—¿Le puedo tomar una foto? —les pregunté.
Tenían una olla donde fácilmente cabía un niño. Apenas prendían la leña debajo de la olla para calentar el agua. Me detallaron la ambiciosa lista de carnes que deseaban preparar adentro. Sancocho, esa era la meta.
—Where are you from? —me preguntó en ingles uno de los “chefs” alrededor de la olla mientras colocaba leña bajo el improvisado fogón. Estaban en una esquina del Barrio Obrero, en Envigado.
—¡De aquí de Medellín! —traté de decir con mi mejor acento paisa.
Quizás no es muy común que los locales pasen por estas calles tomando fotos a los sancochos de domingo, o quizás el sombrero de borde ancho, tipo safari, me hace ver como un viajero de tierras lejanas.
—Ahora en la tarde pasa por aquí para que pruebe —era una invitación a probar el colosal sancocho que iban a preparar, uno que, juzgando por la olla, podría alimentar a tres cuadras del barrio. Un poco de curiosidad y un poco de coraje, eso es todo lo que se necesita para abrirse a las personas.


Mientras escribo esto, escucho la lluvia caer desde la terraza de la Biblioteca de Otraparte. La lluvia comenzó justo cuando había terminado de zigzaguear por las calles del Barrio Obrero.
¿Qué pensarían los locales al ver a un paisa por sus calles, con pinta de turista, cámara en mano, fotografiando las cosas más mundanas? ¿Qué encontrará aquí de interesante?


¿Por qué le tomará foto a esto?, se preguntarían los chefs de ese sancocho (¿sancochefs?).

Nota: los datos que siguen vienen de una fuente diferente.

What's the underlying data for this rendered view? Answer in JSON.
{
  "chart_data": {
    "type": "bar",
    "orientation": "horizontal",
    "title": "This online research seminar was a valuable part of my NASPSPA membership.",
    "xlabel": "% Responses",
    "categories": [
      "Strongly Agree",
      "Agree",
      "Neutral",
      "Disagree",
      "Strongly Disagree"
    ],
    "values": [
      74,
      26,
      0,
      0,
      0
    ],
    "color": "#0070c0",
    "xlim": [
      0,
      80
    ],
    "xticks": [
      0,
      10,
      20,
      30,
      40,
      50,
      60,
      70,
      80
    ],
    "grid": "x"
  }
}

Por más inspiradores y necesarios que sean los grandes monumentos, estos tienden a ser estáticos. En cambio, en la rutina de domingo del Barrio Obrero —donde salen las viejitas y los viejitos a comprar verduras en la mañana, donde las personas lavan sus carros en las calles con devoción y empeño, y donde las calles se convierten en una cocina para sancochos y para compartir— ahí es donde se encuentra el verdadero pulso de la vida.